O que o Legislativo tem feito quanto ao caso Neylton e as suspeitas de irregularidades na Secretaria Municipal de Saúde?
VC - No Caso Neylton, a Câmara considera que somente a polícia tem o poder de investigar, descobrir e punir os autores do crime, seja quem for. O que nos cabe como legisladores é averiguar se há irregularidades, improbidade administrativa ou desvio de recursos na Secretaria de Saúde do Município e fiscalizar para que eventuais problemas sejam sanados. Para tanto, criamos uma comissão especial que já produziu um relatório que está sendo analisado por todos os vereadores.
A CMS deu-se por satisfeita com a indicação pelo Ministério Público dos vigilantes (já presos) e de Tânia Pedroso e Aglaé Amaral, ex-funcionárias da SMS, como autores do crime?
VC - Como toda a sociedade baiana a Câmara confia que tudo seja esclarecido o mais breve possível e, como já afirmei, que a polícia seja bem sucedida na elucidação do crime e prisão dos acusados. Na verdade, como cidadão e como presidente da Câmara, não fiquei nada satisfeito com este crime bárbaro. Ficarei plenamente satisfeito no dia em que em Salvador não houver crimes e que prevaleça a justiça social, a igualdade racial, emprego, moradia e saúde para todos. Aqui na Câmara, procuramos fazer nossa parte para que isso possa ocorrer um dia.

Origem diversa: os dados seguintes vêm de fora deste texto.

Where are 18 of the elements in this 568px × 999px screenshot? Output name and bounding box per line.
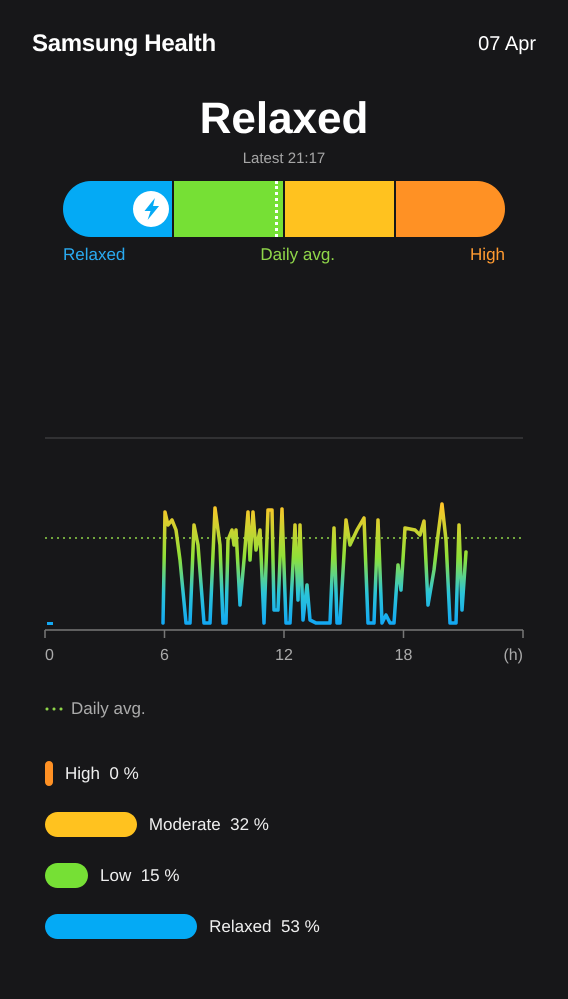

Depois desse episódio, como está a relação entre a Câmara e a Prefeitura de Salvador?
VC - Nenhum episódio, mesmo este do assassinato do servidor Neylton, tem o poder de abalar o excelente relacionamento que temos com o prefeito João Henrique e com os diversos setores do Executivo Municipal. Isso significa que continuaremos apreciando com toda a isenção os projetos que nos são remetidos pela Prefeitura. Aprovaremos todas as matérias que sejam do interesse público e recusaremos aquelas que não resultarem em benefícios para a população. Tudo na mais absoluta normalidade, como manda a nossa tradição republicana.

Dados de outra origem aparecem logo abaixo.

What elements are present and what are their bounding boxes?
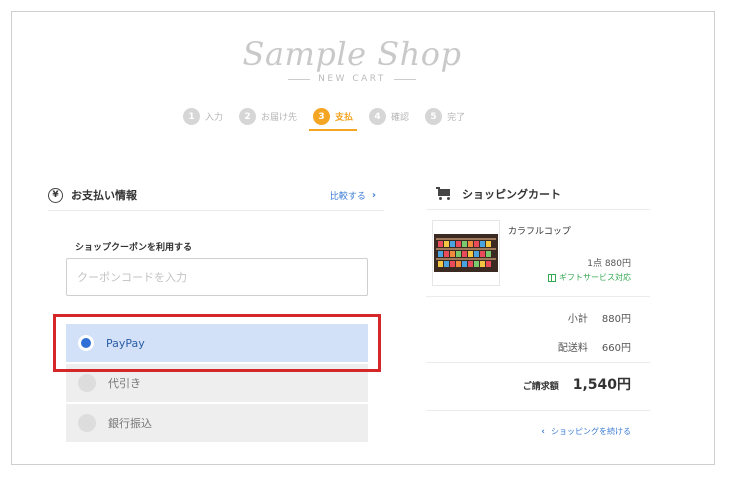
total-row: ご請求額 1,540円 — [523, 374, 631, 394]
step-label: 完了 — [447, 113, 466, 123]
product-thumbnail[interactable] — [432, 220, 500, 286]
payment-title-text: お支払い情報 — [71, 189, 137, 202]
step-payment: 3 支払 — [309, 108, 358, 131]
cart-header: ショッピングカート — [426, 178, 650, 210]
radio-dot — [81, 338, 91, 348]
continue-shopping-link[interactable]: ‹ ショッピングを続ける — [541, 426, 631, 437]
coupon-label: ショップクーポンを利用する — [75, 243, 193, 253]
yen-icon: ¥ — [48, 187, 63, 203]
logo-subtitle: NEW CART — [0, 74, 704, 84]
shipping-label: 配送料 — [557, 343, 588, 354]
divider — [426, 296, 650, 297]
payment-header: ¥ お支払い情報 比較する › — [48, 180, 384, 211]
payment-title: ¥ お支払い情報 — [48, 187, 137, 203]
shop-logo[interactable]: Sample Shop NEW CART — [0, 36, 704, 84]
payment-option-paypay[interactable]: PayPay — [66, 324, 368, 362]
step-number: 3 — [313, 108, 331, 125]
divider — [393, 78, 416, 80]
step-label: お届け先 — [261, 113, 298, 123]
subtotal-label: 小計 — [567, 314, 588, 325]
shipping-row: 配送料 660円 — [558, 339, 631, 354]
payment-option-bank-transfer[interactable]: 銀行振込 — [66, 404, 368, 442]
radio-unselected[interactable] — [78, 374, 96, 392]
total-label: ご請求額 — [522, 382, 559, 392]
step-delivery: 2 お届け先 — [239, 108, 297, 130]
divider — [426, 362, 650, 363]
gift-service-label: ギフトサービス対応 — [559, 273, 631, 282]
step-number: 1 — [183, 108, 200, 125]
logo-subtitle-text: NEW CART — [318, 74, 386, 84]
payment-option-label: 代引き — [108, 377, 141, 390]
cart-title: ショッピングカート — [462, 187, 561, 201]
step-complete: 5 完了 — [425, 108, 465, 130]
payment-option-label: 銀行振込 — [108, 417, 152, 430]
radio-selected[interactable] — [78, 335, 94, 351]
gift-icon — [548, 273, 556, 282]
product-name[interactable]: カラフルコップ — [508, 224, 571, 237]
divider — [288, 78, 311, 80]
shipping-value: 660円 — [601, 343, 631, 354]
coupon-input[interactable] — [66, 258, 368, 296]
step-number: 2 — [239, 108, 257, 125]
chevron-right-icon: › — [371, 189, 376, 201]
payment-option-label: PayPay — [106, 336, 145, 350]
chevron-left-icon: ‹ — [541, 426, 545, 437]
logo-text: Sample Shop — [242, 35, 462, 73]
radio-unselected[interactable] — [78, 414, 96, 432]
gift-service-badge: ギフトサービス対応 — [548, 272, 631, 283]
product-image — [434, 234, 498, 272]
compare-label: 比較する — [329, 191, 366, 202]
product-qty-price: 1点 880円 — [587, 259, 631, 269]
step-label: 確認 — [391, 113, 410, 123]
step-confirm: 4 確認 — [369, 108, 409, 130]
step-input: 1 入力 — [183, 108, 223, 130]
step-number: 5 — [425, 108, 443, 125]
step-label: 支払 — [335, 113, 354, 123]
total-value: 1,540円 — [572, 377, 631, 393]
divider — [426, 410, 650, 411]
subtotal-value: 880円 — [601, 314, 631, 325]
compare-link[interactable]: 比較する › — [330, 189, 384, 202]
step-number: 4 — [369, 108, 387, 125]
continue-shopping-label: ショッピングを続ける — [551, 427, 631, 436]
cart-icon — [436, 186, 452, 201]
subtotal-row: 小計 880円 — [568, 310, 631, 325]
payment-option-cod[interactable]: 代引き — [66, 364, 368, 402]
checkout-steps: 1 入力 2 お届け先 3 支払 4 確認 5 完了 — [183, 108, 465, 131]
step-label: 入力 — [205, 113, 224, 123]
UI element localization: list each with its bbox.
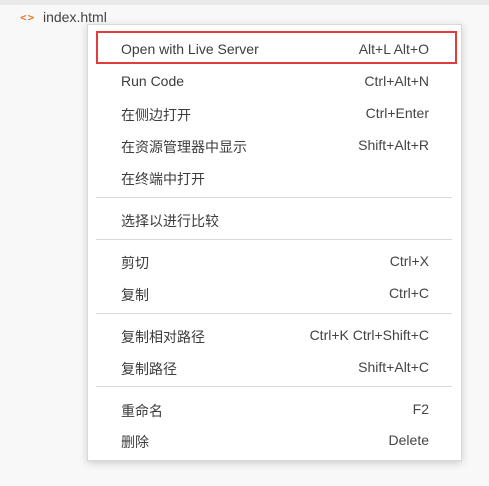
menu-item-open-in-terminal[interactable]: 在终端中打开 <box>88 163 461 191</box>
menu-item-reveal-in-explorer[interactable]: 在资源管理器中显示 Shift+Alt+R <box>88 131 461 159</box>
menu-item-shortcut: Shift+Alt+R <box>358 137 429 153</box>
menu-item-label: 在终端中打开 <box>121 171 205 187</box>
menu-item-shortcut: Ctrl+Enter <box>365 105 429 121</box>
menu-separator <box>96 386 452 387</box>
menu-item-open-to-side[interactable]: 在侧边打开 Ctrl+Enter <box>88 99 461 127</box>
menu-item-shortcut: Delete <box>388 432 429 448</box>
menu-item-label: 复制相对路径 <box>121 329 205 345</box>
menu-item-label: 在资源管理器中显示 <box>121 139 247 155</box>
menu-item-label: 复制 <box>121 287 149 303</box>
menu-separator <box>96 197 452 198</box>
menu-item-label: 重命名 <box>121 403 163 419</box>
menu-item-delete[interactable]: 删除 Delete <box>88 426 461 454</box>
menu-item-copy-relative-path[interactable]: 复制相对路径 Ctrl+K Ctrl+Shift+C <box>88 321 461 349</box>
context-menu: Open with Live Server Alt+L Alt+O Run Co… <box>87 24 462 461</box>
menu-item-label: 复制路径 <box>121 361 177 377</box>
menu-item-label: 删除 <box>121 434 149 450</box>
code-file-icon: <> <box>20 11 36 24</box>
menu-item-label: Open with Live Server <box>121 41 259 57</box>
menu-item-label: 选择以进行比较 <box>121 213 219 229</box>
menu-item-rename[interactable]: 重命名 F2 <box>88 395 461 423</box>
menu-item-copy[interactable]: 复制 Ctrl+C <box>88 279 461 307</box>
menu-separator <box>96 313 452 314</box>
menu-item-shortcut: Shift+Alt+C <box>358 359 429 375</box>
menu-item-open-with-live-server[interactable]: Open with Live Server Alt+L Alt+O <box>88 35 461 63</box>
top-strip <box>0 0 489 5</box>
menu-item-shortcut: F2 <box>412 401 429 417</box>
file-name: index.html <box>43 9 107 25</box>
menu-item-label: 剪切 <box>121 255 149 271</box>
menu-item-label: Run Code <box>121 73 185 89</box>
menu-item-label: 在侧边打开 <box>121 107 191 123</box>
menu-item-shortcut: Ctrl+X <box>389 253 429 269</box>
menu-item-copy-path[interactable]: 复制路径 Shift+Alt+C <box>88 353 461 381</box>
menu-item-shortcut: Ctrl+K Ctrl+Shift+C <box>309 327 429 343</box>
menu-item-shortcut: Ctrl+Alt+N <box>364 73 429 89</box>
menu-separator <box>96 239 452 240</box>
menu-item-shortcut: Ctrl+C <box>388 285 429 301</box>
menu-item-shortcut: Alt+L Alt+O <box>358 41 429 57</box>
menu-item-select-for-compare[interactable]: 选择以进行比较 <box>88 205 461 233</box>
menu-item-run-code[interactable]: Run Code Ctrl+Alt+N <box>88 67 461 95</box>
menu-item-cut[interactable]: 剪切 Ctrl+X <box>88 247 461 275</box>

Por que tanta demora na definição do presidente e do vice da Comissão de Planejamento Urbano e Meio Ambiente? A relatoria do PDDU está relacionada ao atraso? Há um prazo estipulado? Quanto a isso, o que diz o Regimento Interno da Casa?
VC - Vivemos num estado democrático e de pluralidade partidária. Assim, é natural que todos os partidos que têm representação na Câmara de Vereadores pleiteiem e negociem posições de comando nas diversas comissões, entre elas as de Planejamento Urbano e Meio Ambiente. A disputa nada tem a ver com o Plano Diretor de Salvador – PDDU, pois ainda nem recebemos o projeto (ainda não foi enviado pelo Executivo). O prazo não somos nós que estabelecemos, é a Prefeitura. Como temos um plano diretor, elaborado em 2006, em plena vigência, o novo projeto do PDDU será apenas uma revisão e modernização do atual. De todo modo e sempre com o intuito de defender os interesses da população, não descarto a possibilidade de criar uma comissão especial, incluindo todos os partidos com assento na Câmara, para debatermos este tema relevante e interagirmos com o Poder Executivo, a fim de que possamos ter em mãos o projeto do PDDU 2007 o mais breve possível.